Prezydent Biden w czwartkowym wieczorem oświadczeniu ogłosił amerykańskie i sojusznicze ataki na Huti, a tylko w piątek 28 lokalizacji Houthi zostało zaatakowanych bombami i rakietami wystrzelonymi z powietrza i morza. AP podała, że ​​ataki trwały przez weekend, a w sobotę siły amerykańskie uderzyły w radar Houthi.


Huti przysięgają kontynuować ataki na Morzu Czerwonym po atakach pod dowództwem USA

04:31

Miały to miejsce ataki USA i sojuszników nie odradzano Houthi od obierania za cel statków towarowych w kluczowym korytarzu żeglugowym, a Mohammed Abdulsalam, główny negocjator polityczny ruchu rebeliantów, powiedział agencji prasowej Reuters, że „ataki mające na celu uniemożliwienie izraelskim statkom lub zmierzającym do portów okupowanej Palestyny ​​będą kontynuowane”.

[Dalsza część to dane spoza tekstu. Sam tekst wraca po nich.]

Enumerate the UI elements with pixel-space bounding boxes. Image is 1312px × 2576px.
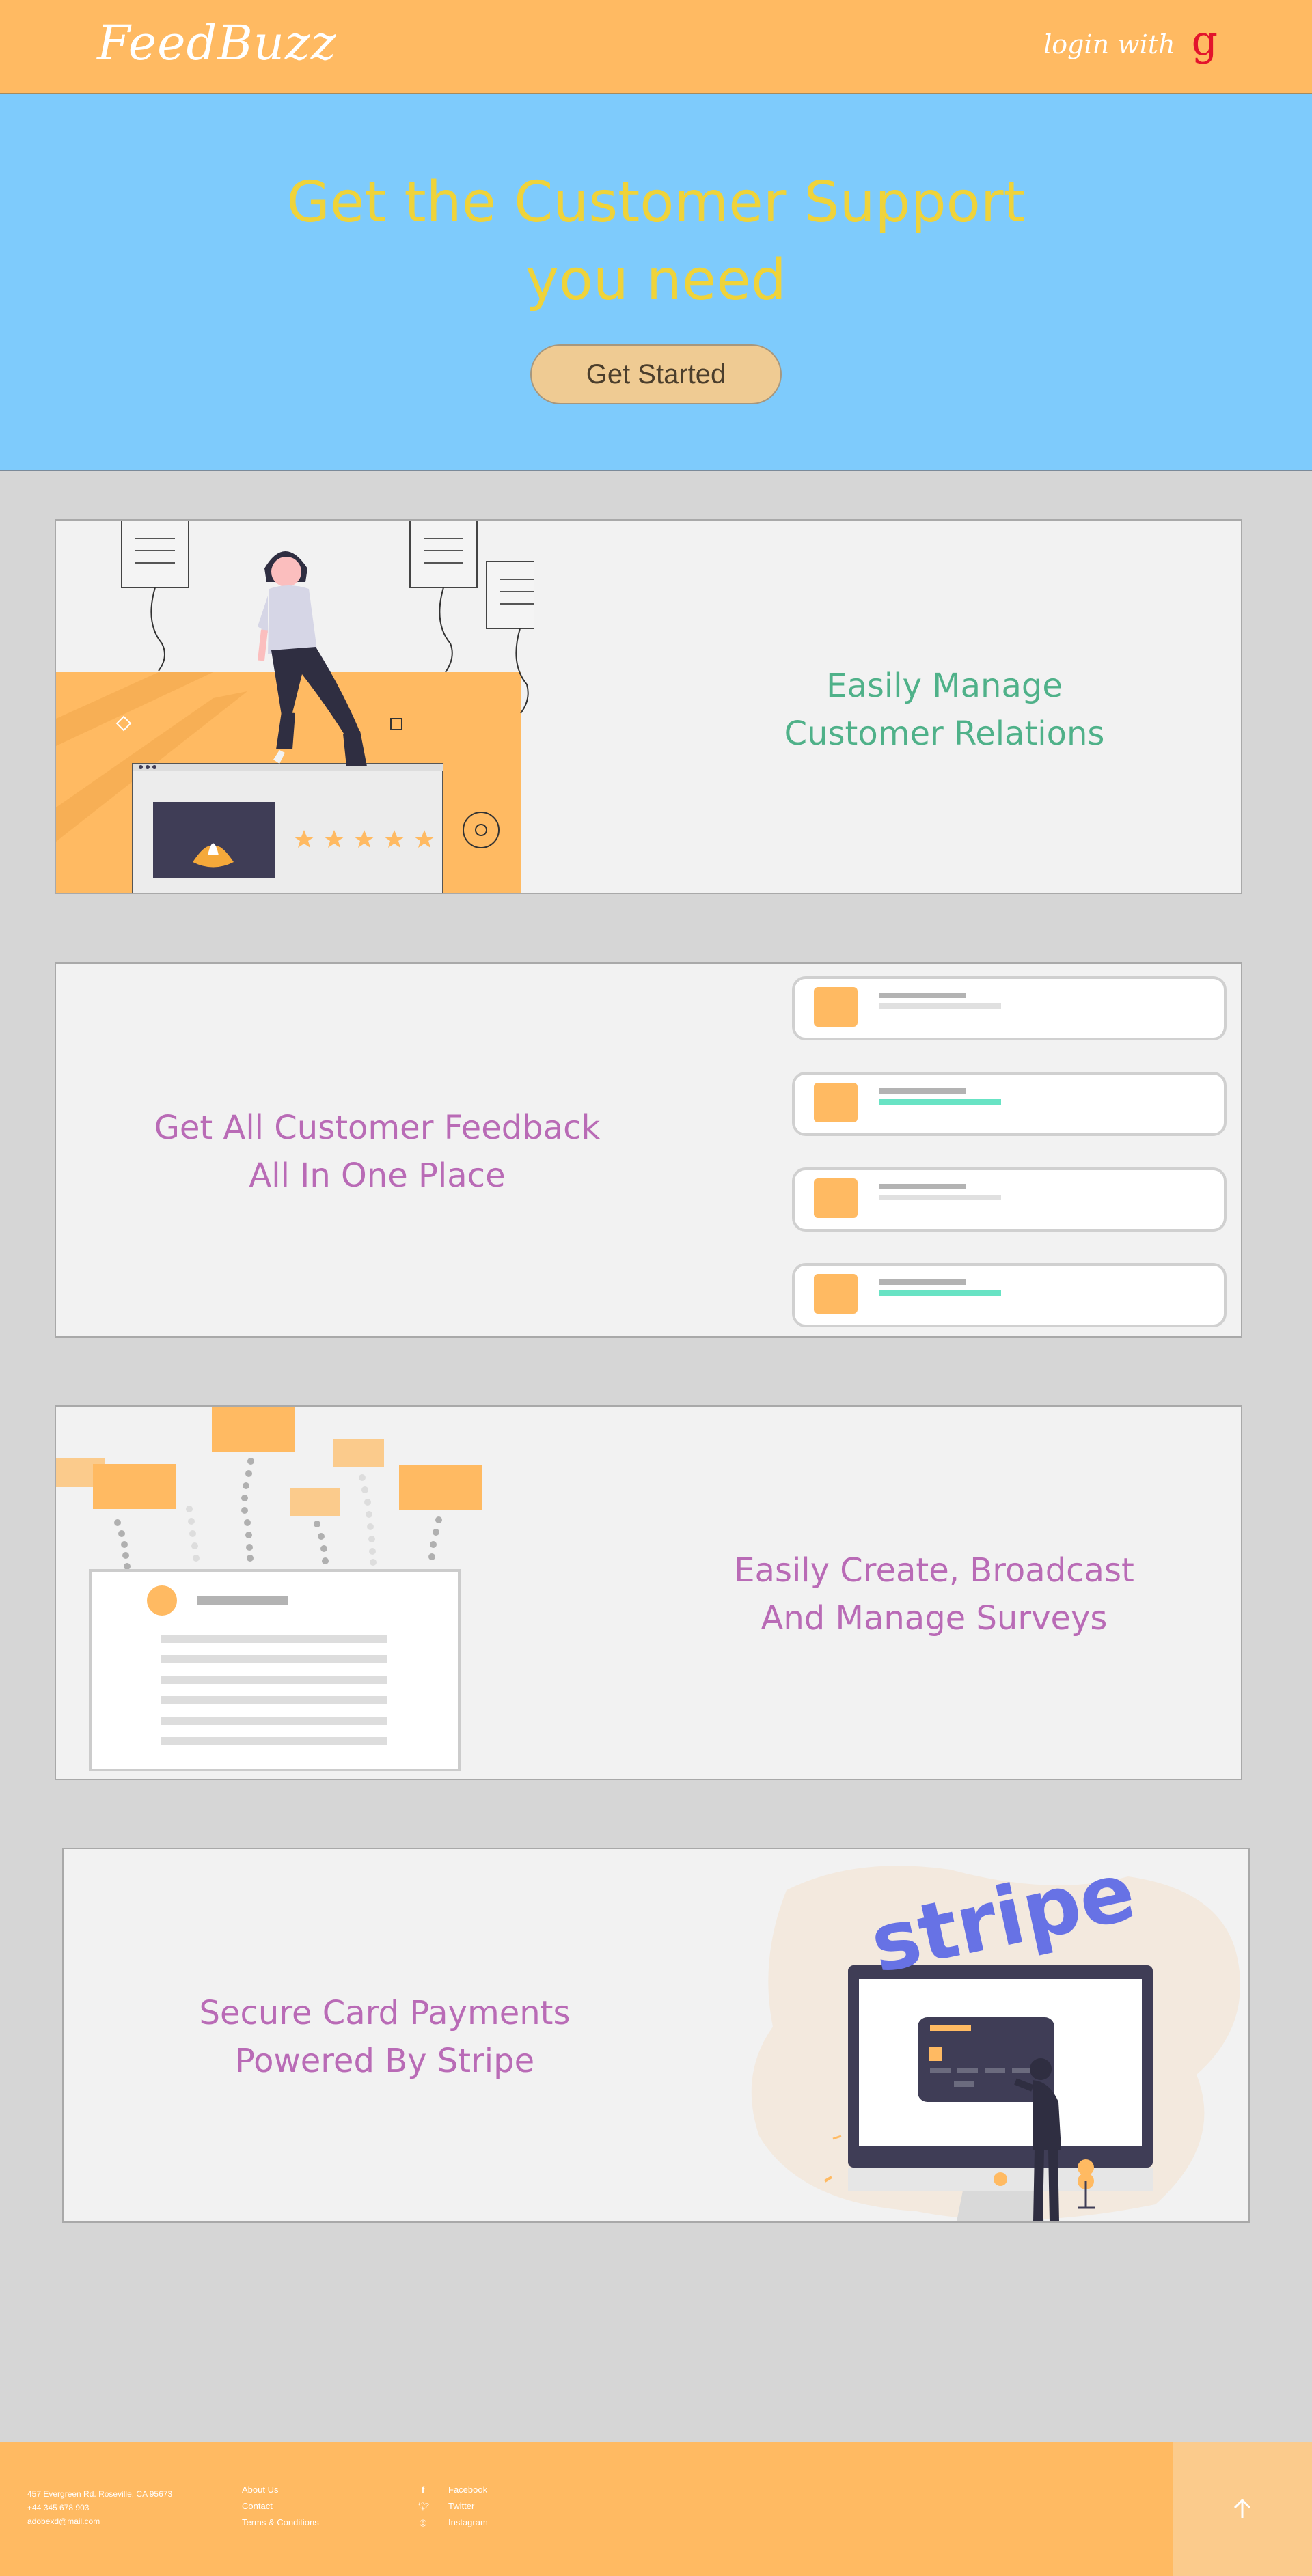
top-navbar: FeedBuzz login with g [0,0,1312,94]
survey-document-icon [56,1407,482,1771]
feature-text-customer-relations: Easily Manage Customer Relations [698,662,1190,758]
feature-card-customer-feedback: Get All Customer Feedback All In One Pla… [55,962,1242,1338]
instagram-icon: ◎ [419,2517,427,2527]
footer-link-terms[interactable]: Terms & Conditions [242,2515,319,2531]
footer-link-contact[interactable]: Contact [242,2498,319,2515]
hero-title-line1: Get the Customer Support [286,170,1026,235]
feature-card-customer-relations: Easily Manage Customer Relations [55,519,1242,894]
footer-links: About Us Contact Terms & Conditions [242,2482,319,2531]
twitter-icon: 🐦︎ [418,2501,430,2511]
hero-title-line2: you need [525,248,787,313]
footer-link-about[interactable]: About Us [242,2482,319,2498]
arrow-up-icon [1233,2498,1251,2518]
feature-1-line2: Customer Relations [784,715,1105,753]
back-to-top-button[interactable] [1173,2442,1312,2576]
feature-3-line1: Easily Create, Broadcast [734,1551,1134,1590]
twitter-label: Twitter [448,2501,475,2511]
feature-text-stripe-payments: Secure Card Payments Powered By Stripe [105,1989,665,2085]
footer-email[interactable]: adobexd@mail.com [27,2515,172,2528]
footer-phone: +44 345 678 903 [27,2503,90,2512]
footer-contact: 457 Evergreen Rd. Roseville, CA 95673 +4… [27,2487,172,2528]
feature-4-line2: Powered By Stripe [234,2042,535,2080]
footer-social-facebook[interactable]: f Facebook [418,2482,488,2498]
stripe-payment-icon: stripe [751,1849,1240,2221]
footer-social: f Facebook 🐦︎ Twitter ◎ Instagram [418,2482,488,2531]
feature-2-line1: Get All Customer Feedback [154,1109,601,1147]
feature-text-customer-feedback: Get All Customer Feedback All In One Pla… [97,1104,657,1200]
hero-section: Get the Customer Support you need Get St… [0,94,1312,471]
feedback-cards-icon [792,976,1227,1327]
google-icon: g [1191,17,1218,65]
facebook-icon: f [421,2484,425,2495]
feature-2-line2: All In One Place [249,1157,506,1195]
facebook-label: Facebook [448,2484,488,2495]
footer-social-instagram[interactable]: ◎ Instagram [418,2515,488,2531]
login-label: login with [1043,29,1175,59]
feature-text-surveys: Easily Create, Broadcast And Manage Surv… [657,1547,1211,1642]
instagram-label: Instagram [448,2517,488,2527]
footer-address: 457 Evergreen Rd. Roseville, CA 95673 [27,2489,173,2499]
feature-4-line1: Secure Card Payments [199,1994,571,2032]
hero-title: Get the Customer Support you need [0,164,1312,320]
brand-logo[interactable]: FeedBuzz [97,15,337,71]
feature-card-stripe-payments: Secure Card Payments Powered By Stripe s… [62,1848,1250,2223]
feature-1-line1: Easily Manage [826,667,1063,705]
feature-3-line2: And Manage Surveys [761,1599,1108,1637]
footer-social-twitter[interactable]: 🐦︎ Twitter [418,2498,488,2515]
footer: 457 Evergreen Rd. Roseville, CA 95673 +4… [0,2442,1312,2576]
feature-card-surveys: Easily Create, Broadcast And Manage Surv… [55,1405,1242,1780]
woman-sitting-review-icon [56,521,534,893]
login-with-google-button[interactable]: login with g [1043,20,1218,61]
get-started-button[interactable]: Get Started [530,344,782,404]
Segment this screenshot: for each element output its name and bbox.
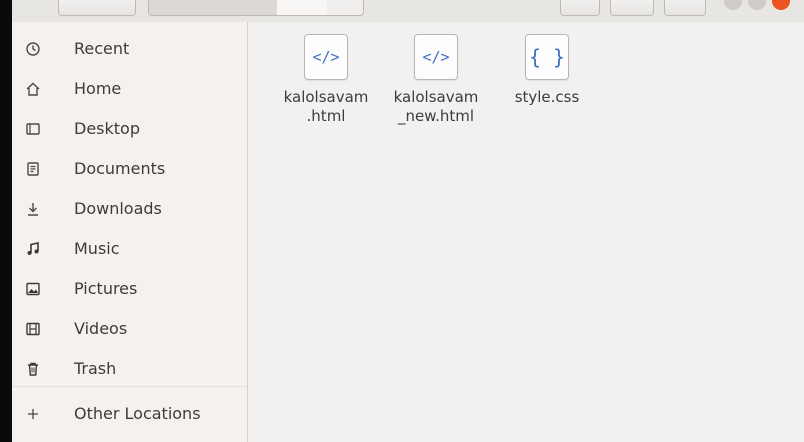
sidebar-item-other-locations[interactable]: Other Locations xyxy=(12,394,247,434)
sidebar-item-label: Pictures xyxy=(74,279,138,298)
clock-icon xyxy=(22,38,44,60)
sidebar-item-label: Home xyxy=(74,79,122,98)
file-manager-window: Recent Home Desktop Documents Downloads xyxy=(12,0,804,442)
desktop-icon xyxy=(22,118,44,140)
sidebar-item-music[interactable]: Music xyxy=(12,229,247,269)
view-toggle-button[interactable] xyxy=(610,0,654,16)
sidebar-item-label: Trash xyxy=(74,359,117,378)
file-item[interactable]: </> kalolsavam .html xyxy=(277,34,375,126)
sidebar-item-label: Documents xyxy=(74,159,166,178)
sidebar-item-documents[interactable]: Documents xyxy=(12,149,247,189)
sidebar-item-recent[interactable]: Recent xyxy=(12,29,247,69)
sidebar-item-trash[interactable]: Trash xyxy=(12,349,247,389)
sidebar-item-videos[interactable]: Videos xyxy=(12,309,247,349)
sidebar-item-label: Music xyxy=(74,239,120,258)
file-item[interactable]: </> kalolsavam _new.html xyxy=(387,34,485,126)
sidebar-item-label: Downloads xyxy=(74,199,162,218)
back-forward-buttons[interactable] xyxy=(58,0,136,16)
maximize-button[interactable] xyxy=(748,0,766,10)
close-button[interactable] xyxy=(772,0,790,10)
trash-icon xyxy=(22,358,44,380)
sidebar-item-label: Videos xyxy=(74,319,128,338)
sidebar-separator xyxy=(12,386,247,387)
home-icon xyxy=(22,78,44,100)
menu-button[interactable] xyxy=(664,0,706,16)
music-icon xyxy=(22,238,44,260)
plus-icon xyxy=(22,403,44,425)
path-segment-current[interactable] xyxy=(277,0,327,15)
document-icon xyxy=(22,158,44,180)
path-segment-parent[interactable] xyxy=(149,0,277,15)
sidebar-item-pictures[interactable]: Pictures xyxy=(12,269,247,309)
path-bar[interactable] xyxy=(148,0,364,16)
css-file-icon: { } xyxy=(525,34,569,80)
picture-icon xyxy=(22,278,44,300)
file-name: kalolsavam _new.html xyxy=(393,88,479,125)
sidebar-item-home[interactable]: Home xyxy=(12,69,247,109)
sidebar-item-label: Recent xyxy=(74,39,130,58)
places-sidebar: Recent Home Desktop Documents Downloads xyxy=(12,22,248,442)
file-name: style.css xyxy=(514,88,580,106)
search-button[interactable] xyxy=(560,0,600,16)
sidebar-item-downloads[interactable]: Downloads xyxy=(12,189,247,229)
download-icon xyxy=(22,198,44,220)
sidebar-item-label: Desktop xyxy=(74,119,140,138)
file-name: kalolsavam .html xyxy=(283,88,369,125)
html-file-icon: </> xyxy=(414,34,458,80)
sidebar-item-desktop[interactable]: Desktop xyxy=(12,109,247,149)
html-file-icon: </> xyxy=(304,34,348,80)
minimize-button[interactable] xyxy=(724,0,742,10)
file-view: </> kalolsavam .html </> kalolsavam _new… xyxy=(248,22,804,442)
sidebar-item-label: Other Locations xyxy=(74,404,201,423)
film-icon xyxy=(22,318,44,340)
header-bar xyxy=(12,0,804,23)
file-item[interactable]: { } style.css xyxy=(498,34,596,107)
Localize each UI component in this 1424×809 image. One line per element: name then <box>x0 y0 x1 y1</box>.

Brytyjska agencja ds. operacji handlu morskiego po raz pierwszy zgłosiła atak na M/V Gibraltar Eagle w poniedziałek, twierdząc, że „statek został trafiony rakietą z góry” na wodach Jemenu. Agencja wezwała wszystkie statki przepływające przez ten obszar do zachowania „szczególnej ostrożności” – podaje BBC News, sieć partnerska CBS News.

„W wyniku uderzenia statek doznał ograniczonych uszkodzeń ładowni, ale jest stabilny i wypływa z tego obszaru” – oznajmił Eagle Bulk, amerykański operator statku w oświadczeniu cytowanym przez Reuters. „Potwierdza się, że wszyscy marynarze na pokładzie statku nie odnieśli obrażeń. Statek przewozi ładunek wyrobów stalowych”.

Wielka Brytania wzięła udział w strajkach przeciwko Huti, które brytyjski premier Rishi Sunak nazwał „ostatnią deską ratunku” po „wyczerpujących działaniach dyplomatycznych” i ostrzeżeniach ze strony Waszyngtonu i Londynu, aby bojownicy zaprzestali ataków na statki.

„Oczywiście nie zawahamy się chronić naszego bezpieczeństwa, jeśli będzie to konieczne” – powiedział Sunak.